Методологически в операции картографирования, как она выявляется в интересном тексте Георгакаса и Суркина (или в единственном развернутом анализе когнитивного картографирования в одном культурном артефакте, который удалось завершить мне самому), следует подчеркнуть, что в актуальной мир-системе всегда присутствует медиатермин, действующий в качестве аналога или материальной интерпретанты той или иной социальной модели, репрезентационной в более прямом смысле. При этом возникает что-то вроде новой постмодернистской версии формулы базиса и надстройки, в которой репрезентация социальных отношений как таковых требует ныне опосредования той или иной промежуточной коммуникационной структурой, с которой она может быть считана косвенно. В фильме, который я сам изучал («Собачий полдень» 1975 г., режиссер Сидни Люмет)[326], возможность классовой фигурации в содержании (деградация прежней страты среднего класса до пролетаризации или наемного труда, возникновение фальшивого «нового класса» государственной бюрократии), с одной стороны, проецируется на мировую систему, а с другой — выписывается в форме собственно системы звезд, которая занимает промежуточное положение и прочитывается как интерпретанта содержания. Сартровское учение об аналоге позволило теоретизировать эту косвенность и ее механизмы, показав, что даже самой репрезентации, чтобы получить завершение, нужен заменитель, местодержатель или местоблюститель, своего рода мелкомасштабная модель радикально иного и более формального типа. Теперь кажется ясным, что такого рода триангуляция является исторически специфичной, обладая более глубоким отношением к структурным дилеммам, заданным постмодернизмом как таковым. Также она ретроактивно проясняет предварительное описание постмодернистского «теоретического дискурса», которое было предложено ранее (а также отрепетировано в странном новом идеологическом симбиозе, сложившемся при постмодернизме между медиа и рынком). В таком случае это не вполне теории, а скорее собственно бессознательные структуры, множество остаточных образов и вторичных эффектов собственно постмодернистского когнитивного картографирования, чей необходимый медиатермин выдает себя теперь за ту или иную философскую рефлексию о языке, коммуникации, медиа, а не за обработку его фигуры.
Сол Ландау сказал как-то о нашей сегодняшней ситуации, что в истории капитализма никогда не было такого момента, когда капитализм пользовался бы большей свободой и имел больше пространства для маневра: все опасные силы, порождаемые в прошлом им самим — рабочее движение и восстания, массовые социалистические партии и даже сами социалистические государства — сегодня пребывают в полной растерянности, если вообще так или иначе не нейтрализованы; в настоящее время глобальный капитал, судя по всему, способен следовать собственной природе и склонностям без особых опасений.

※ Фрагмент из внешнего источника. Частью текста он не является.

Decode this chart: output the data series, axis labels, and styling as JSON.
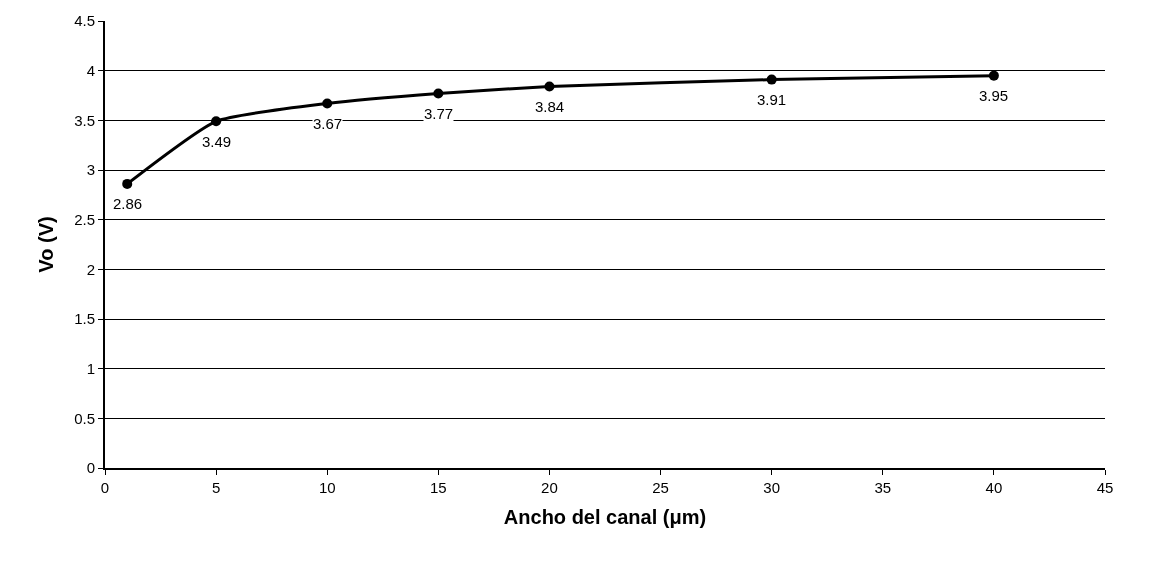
{
  "chart_data": {
    "type": "line",
    "xlabel": "Ancho del canal (μm)",
    "ylabel": "Vo (V)",
    "x": [
      1,
      5,
      10,
      15,
      20,
      30,
      40
    ],
    "series": [
      {
        "color": "#000000",
        "values": [
          2.86,
          3.49,
          3.67,
          3.77,
          3.84,
          3.91,
          3.95
        ]
      }
    ],
    "xlim": [
      0,
      45
    ],
    "xticks": [
      0,
      5,
      10,
      15,
      20,
      25,
      30,
      35,
      40,
      45
    ],
    "ylim": [
      0,
      4.5
    ],
    "yticks": [
      0,
      0.5,
      1,
      1.5,
      2,
      2.5,
      3,
      3.5,
      4,
      4.5
    ],
    "grid": "y",
    "legend": false,
    "marker": "circle",
    "line_style": "solid",
    "data_labels": true
  }
}
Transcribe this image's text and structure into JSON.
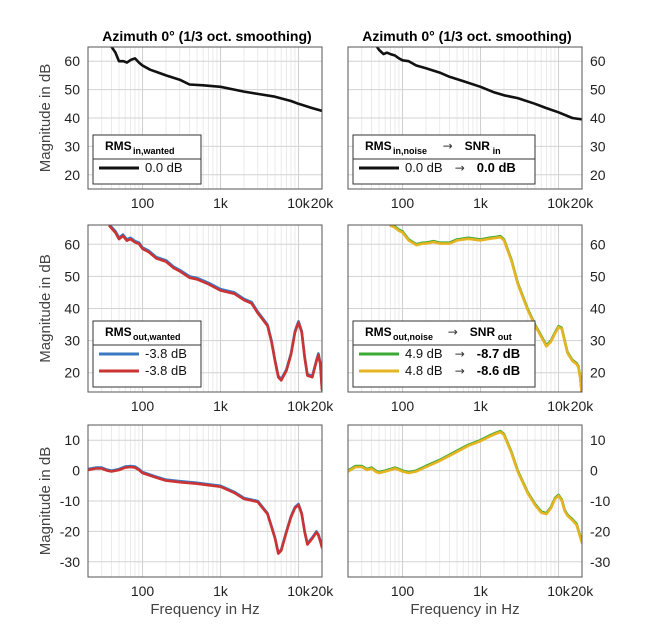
{
  "chart_data": [
    {
      "id": "p11",
      "type": "line",
      "title": "Azimuth 0° (1/3 oct. smoothing)",
      "xlabel": "",
      "ylabel": "Magnitude in dB",
      "xscale": "log",
      "xlim": [
        20,
        20000
      ],
      "ylim": [
        15,
        65
      ],
      "yticks": [
        20,
        30,
        40,
        50,
        60
      ],
      "yaxis_side": "left",
      "xticks": [
        {
          "v": 100,
          "l": "100"
        },
        {
          "v": 1000,
          "l": "1k"
        },
        {
          "v": 10000,
          "l": "10k"
        },
        {
          "v": 20000,
          "l": "20k"
        }
      ],
      "series": [
        {
          "name": "",
          "color": "#111111",
          "x": [
            36,
            45,
            50,
            57,
            63,
            71,
            80,
            90,
            100,
            125,
            160,
            200,
            300,
            400,
            600,
            1000,
            1500,
            2000,
            3000,
            5000,
            8000,
            10000,
            15000,
            20000
          ],
          "y": [
            67,
            63,
            60,
            60,
            59.5,
            60.5,
            61,
            59.5,
            58.5,
            57,
            56,
            55,
            53.5,
            51.8,
            51.5,
            51,
            50,
            49.3,
            48.5,
            47.5,
            46,
            45,
            43.5,
            42.5
          ]
        }
      ],
      "legend": {
        "position": "bottom-left",
        "header": "RMS",
        "header_sub": "in,wanted",
        "header2": "",
        "header2_sub": "",
        "entries": [
          "0.0 dB"
        ],
        "entries_bold": [
          ""
        ]
      }
    },
    {
      "id": "p12",
      "type": "line",
      "title": "Azimuth 0° (1/3 oct. smoothing)",
      "xlabel": "",
      "ylabel": "",
      "xscale": "log",
      "xlim": [
        20,
        20000
      ],
      "ylim": [
        15,
        65
      ],
      "yticks": [
        20,
        30,
        40,
        50,
        60
      ],
      "yaxis_side": "right",
      "xticks": [
        {
          "v": 100,
          "l": "100"
        },
        {
          "v": 1000,
          "l": "1k"
        },
        {
          "v": 10000,
          "l": "10k"
        },
        {
          "v": 20000,
          "l": "20k"
        }
      ],
      "series": [
        {
          "name": "",
          "color": "#111111",
          "x": [
            40,
            50,
            57,
            63,
            70,
            80,
            90,
            100,
            120,
            150,
            200,
            300,
            400,
            600,
            1000,
            1500,
            2000,
            3000,
            5000,
            7000,
            10000,
            15000,
            20000
          ],
          "y": [
            68,
            64,
            62.5,
            63,
            62.5,
            62,
            61,
            60.3,
            60,
            58.5,
            57.5,
            56,
            54.5,
            53,
            51,
            49,
            48,
            47,
            45,
            43.5,
            42,
            40,
            39.5
          ]
        }
      ],
      "legend": {
        "position": "bottom-left",
        "header": "RMS",
        "header_sub": "in,noise",
        "header2": "SNR",
        "header2_sub": "in",
        "entries": [
          "0.0 dB"
        ],
        "entries_bold": [
          "0.0 dB"
        ]
      }
    },
    {
      "id": "p21",
      "type": "line",
      "title": "",
      "xlabel": "",
      "ylabel": "Magnitude in dB",
      "xscale": "log",
      "xlim": [
        20,
        20000
      ],
      "ylim": [
        14,
        66
      ],
      "yticks": [
        20,
        30,
        40,
        50,
        60
      ],
      "yaxis_side": "left",
      "xticks": [
        {
          "v": 100,
          "l": "100"
        },
        {
          "v": 1000,
          "l": "1k"
        },
        {
          "v": 10000,
          "l": "10k"
        },
        {
          "v": 20000,
          "l": "20k"
        }
      ],
      "series": [
        {
          "name": "",
          "color": "#3b78c4",
          "x": [
            38,
            45,
            50,
            56,
            63,
            70,
            80,
            90,
            100,
            120,
            150,
            200,
            250,
            300,
            400,
            500,
            700,
            1000,
            1500,
            2000,
            2500,
            3000,
            4000,
            4500,
            5000,
            5500,
            6000,
            7000,
            8000,
            9000,
            10000,
            11000,
            12000,
            13000,
            15000,
            17000,
            18000,
            19000,
            20000
          ],
          "y": [
            66,
            64,
            62,
            63,
            61.5,
            62,
            61,
            60.5,
            59,
            58,
            56,
            55,
            53,
            52,
            50,
            49.5,
            48,
            46,
            45,
            43,
            42,
            39,
            35,
            30,
            24,
            19,
            18,
            21,
            26,
            33,
            36,
            33,
            25,
            19.5,
            19,
            24,
            26,
            23,
            15
          ]
        },
        {
          "name": "",
          "color": "#cc3333",
          "x": [
            38,
            45,
            50,
            56,
            63,
            70,
            80,
            90,
            100,
            120,
            150,
            200,
            250,
            300,
            400,
            500,
            700,
            1000,
            1500,
            2000,
            2500,
            3000,
            4000,
            4500,
            5000,
            5500,
            6000,
            7000,
            8000,
            9000,
            10000,
            11000,
            12000,
            13000,
            15000,
            17000,
            18000,
            19000,
            20000
          ],
          "y": [
            65.6,
            63.6,
            61.6,
            62.6,
            61.1,
            61.6,
            60.6,
            60.1,
            58.6,
            57.6,
            55.6,
            54.6,
            52.6,
            51.6,
            49.6,
            49.1,
            47.6,
            45.6,
            44.6,
            42.6,
            41.6,
            38.6,
            34.6,
            29.6,
            23.6,
            18.6,
            17.6,
            20.6,
            25.6,
            32.6,
            35.6,
            32.6,
            24.6,
            19.1,
            18.6,
            23.6,
            25.6,
            22.6,
            14.6
          ]
        }
      ],
      "legend": {
        "position": "bottom-left",
        "header": "RMS",
        "header_sub": "out,wanted",
        "header2": "",
        "header2_sub": "",
        "entries": [
          "-3.8 dB",
          "-3.8 dB"
        ],
        "entries_bold": [
          "",
          ""
        ]
      }
    },
    {
      "id": "p22",
      "type": "line",
      "title": "",
      "xlabel": "",
      "ylabel": "",
      "xscale": "log",
      "xlim": [
        20,
        20000
      ],
      "ylim": [
        14,
        66
      ],
      "yticks": [
        20,
        30,
        40,
        50,
        60
      ],
      "yaxis_side": "right",
      "xticks": [
        {
          "v": 100,
          "l": "100"
        },
        {
          "v": 1000,
          "l": "1k"
        },
        {
          "v": 10000,
          "l": "10k"
        },
        {
          "v": 20000,
          "l": "20k"
        }
      ],
      "series": [
        {
          "name": "",
          "color": "#3aaa35",
          "x": [
            70,
            80,
            90,
            100,
            120,
            150,
            180,
            200,
            250,
            300,
            400,
            500,
            700,
            1000,
            1300,
            1600,
            1800,
            2000,
            2500,
            3000,
            4000,
            5000,
            6000,
            7000,
            8000,
            9000,
            10000,
            11000,
            12000,
            13000,
            15000,
            17000,
            18000,
            19000,
            20000
          ],
          "y": [
            66,
            65.5,
            64.5,
            64,
            61.5,
            60,
            60.5,
            60.5,
            61,
            60.5,
            60.5,
            61.5,
            62,
            61.5,
            62,
            62.3,
            62.5,
            61.5,
            55,
            48,
            40,
            35,
            31.5,
            28.5,
            30,
            32.5,
            34.5,
            34,
            30,
            26.5,
            24,
            23,
            22,
            18.5,
            13
          ]
        },
        {
          "name": "",
          "color": "#e6b422",
          "x": [
            70,
            80,
            90,
            100,
            120,
            150,
            180,
            200,
            250,
            300,
            400,
            500,
            700,
            1000,
            1300,
            1600,
            1800,
            2000,
            2500,
            3000,
            4000,
            5000,
            6000,
            7000,
            8000,
            9000,
            10000,
            11000,
            12000,
            13000,
            15000,
            17000,
            18000,
            19000,
            20000
          ],
          "y": [
            65.8,
            65.2,
            64.2,
            63.7,
            61.2,
            59.7,
            60.2,
            60.2,
            60.7,
            60.2,
            60.2,
            61.2,
            61.7,
            61.2,
            61.7,
            62,
            62.2,
            61.2,
            54.7,
            47.7,
            39.7,
            34.7,
            31.2,
            28.2,
            29.7,
            32.2,
            34.2,
            33.7,
            29.7,
            26.2,
            23.7,
            22.7,
            21.7,
            18.2,
            12.7
          ]
        }
      ],
      "legend": {
        "position": "bottom-left",
        "header": "RMS",
        "header_sub": "out,noise",
        "header2": "SNR",
        "header2_sub": "out",
        "entries": [
          "4.9 dB",
          "4.8 dB"
        ],
        "entries_bold": [
          "-8.7 dB",
          "-8.6 dB"
        ]
      }
    },
    {
      "id": "p31",
      "type": "line",
      "title": "",
      "xlabel": "Frequency in Hz",
      "ylabel": "Magnitude in dB",
      "xscale": "log",
      "xlim": [
        20,
        20000
      ],
      "ylim": [
        -35,
        15
      ],
      "yticks": [
        -30,
        -20,
        -10,
        0,
        10
      ],
      "yaxis_side": "left",
      "xticks": [
        {
          "v": 100,
          "l": "100"
        },
        {
          "v": 1000,
          "l": "1k"
        },
        {
          "v": 10000,
          "l": "10k"
        },
        {
          "v": 20000,
          "l": "20k"
        }
      ],
      "series": [
        {
          "name": "",
          "color": "#3b78c4",
          "x": [
            20,
            25,
            30,
            35,
            40,
            50,
            60,
            70,
            80,
            90,
            100,
            150,
            200,
            300,
            500,
            700,
            1000,
            1500,
            2000,
            3000,
            4000,
            5000,
            5500,
            6000,
            7000,
            8000,
            9000,
            10000,
            11000,
            12000,
            13000,
            15000,
            17000,
            18000,
            19000,
            20000
          ],
          "y": [
            0.5,
            1,
            1,
            0.3,
            0,
            0.5,
            1.3,
            1.5,
            1.3,
            0.5,
            -0.5,
            -2,
            -3,
            -3.5,
            -4,
            -4.5,
            -5,
            -7,
            -9,
            -10,
            -14,
            -22,
            -27,
            -26,
            -20,
            -15,
            -12,
            -11,
            -14,
            -20,
            -24,
            -22,
            -20,
            -21,
            -23,
            -25
          ]
        },
        {
          "name": "",
          "color": "#cc3333",
          "x": [
            20,
            25,
            30,
            35,
            40,
            50,
            60,
            70,
            80,
            90,
            100,
            150,
            200,
            300,
            500,
            700,
            1000,
            1500,
            2000,
            3000,
            4000,
            5000,
            5500,
            6000,
            7000,
            8000,
            9000,
            10000,
            11000,
            12000,
            13000,
            15000,
            17000,
            18000,
            19000,
            20000
          ],
          "y": [
            0.2,
            0.7,
            0.7,
            0,
            -0.3,
            0.2,
            1,
            1.2,
            1,
            0.2,
            -0.8,
            -2.3,
            -3.3,
            -3.8,
            -4.3,
            -4.8,
            -5.3,
            -7.3,
            -9.3,
            -10.3,
            -14.3,
            -22.3,
            -27.3,
            -26.3,
            -20.3,
            -15.3,
            -12.3,
            -11.3,
            -14.3,
            -20.3,
            -24.3,
            -22.3,
            -20.3,
            -21.3,
            -23.3,
            -25.3
          ]
        }
      ],
      "legend": null
    },
    {
      "id": "p32",
      "type": "line",
      "title": "",
      "xlabel": "Frequency in Hz",
      "ylabel": "",
      "xscale": "log",
      "xlim": [
        20,
        20000
      ],
      "ylim": [
        -35,
        15
      ],
      "yticks": [
        -30,
        -20,
        -10,
        0,
        10
      ],
      "yaxis_side": "right",
      "xticks": [
        {
          "v": 100,
          "l": "100"
        },
        {
          "v": 1000,
          "l": "1k"
        },
        {
          "v": 10000,
          "l": "10k"
        },
        {
          "v": 20000,
          "l": "20k"
        }
      ],
      "series": [
        {
          "name": "",
          "color": "#3aaa35",
          "x": [
            20,
            25,
            30,
            35,
            40,
            45,
            50,
            60,
            70,
            80,
            90,
            100,
            120,
            150,
            200,
            300,
            500,
            700,
            1000,
            1300,
            1600,
            1800,
            2000,
            2500,
            3000,
            4000,
            5000,
            6000,
            7000,
            8000,
            9000,
            10000,
            11000,
            12000,
            13000,
            15000,
            17000,
            20000
          ],
          "y": [
            0,
            1.5,
            1.5,
            0.5,
            1,
            0,
            -0.5,
            0,
            0.5,
            1,
            0.5,
            0,
            -0.5,
            0,
            1.5,
            3.5,
            6.5,
            8.5,
            10,
            11.5,
            12.5,
            13,
            12,
            6,
            0,
            -7,
            -11,
            -13.5,
            -14,
            -12,
            -9,
            -8,
            -9.5,
            -13,
            -14.5,
            -16,
            -17.5,
            -23.5
          ]
        },
        {
          "name": "",
          "color": "#e6b422",
          "x": [
            20,
            25,
            30,
            35,
            40,
            45,
            50,
            60,
            70,
            80,
            90,
            100,
            120,
            150,
            200,
            300,
            500,
            700,
            1000,
            1300,
            1600,
            1800,
            2000,
            2500,
            3000,
            4000,
            5000,
            6000,
            7000,
            8000,
            9000,
            10000,
            11000,
            12000,
            13000,
            15000,
            17000,
            20000
          ],
          "y": [
            -0.3,
            1.2,
            1.2,
            0.2,
            0.7,
            -0.3,
            -0.8,
            -0.3,
            0.2,
            0.7,
            0.2,
            -0.3,
            -0.8,
            -0.3,
            1.2,
            3.2,
            6.2,
            8.2,
            9.7,
            11.2,
            12.2,
            12.7,
            11.7,
            5.7,
            -0.3,
            -7.3,
            -11.3,
            -13.8,
            -14.3,
            -12.3,
            -9.3,
            -8.3,
            -9.8,
            -13.3,
            -14.8,
            -16.3,
            -17.8,
            -23.8
          ]
        }
      ],
      "legend": null
    }
  ]
}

В этом мы можем увидеть еще одно «определение» постмодернизма, причем весьма полезное, которое «пессимистичным» назовет лишь тот, кто не желает замечать происходящего. Постмодерн в этом смысле может быть всего лишь промежуточным периодом между двумя стадиями капитализма, на котором прежние формы экономической жизни перестраиваются на глобальном уровне, в том числе и прежние формы труда вместе с его традиционными организационными институтами и понятиями. Не нужно быть пророком, чтобы предсказать, что из этого конвульсивного рывка возникнет новый международный пролетариат (в формах, которые мы пока еще не можем себе представить), однако мы пока находимся на самой нижней отметке, и никто не знает, сколько это продлится.
Именно в этом смысле два вроде бы разных заключения к двум моим историческим статьям по актуальной ситуации (одна — о шестидесятых[327], а другая, ставшая первой главой в этой книге, — о постмодернизме) на самом деле совпадают: во второй я призываю к «когнитивному картографированию» нового глобального типа, о котором только что говорилось; в первой я предсказываю процесс пролетаризации на глобальном уровне. «Когнитивное картографирование» на самом деле было попросту шифром «классового сознания», но только оно говорило о необходимости классового сознания нового, доселе невиданного типа, в то же время отклоняя описание к новой пространственности, неявно присутствующей в постмодерне (и которую «Постмодернистские географии» Эдварда Соджи столь своевременно и убедительно вносят в теоретическую повестку). От выражения «постмодернистский» я порой сам уставал не меньше любого другого, но, когда мне кажется, что стоило бы пожалеть о том, что я приложил к нему руку, пожаловаться на злоупотребление этим понятием и его вездесущность, нехотя признав, что оно создает больше проблем, чем решает, я все-таки останавливаюсь и задаюсь вопросом о том, может ли какое-то другое понятие отразить эти проблемы столь же эффективно и одновременно экономно.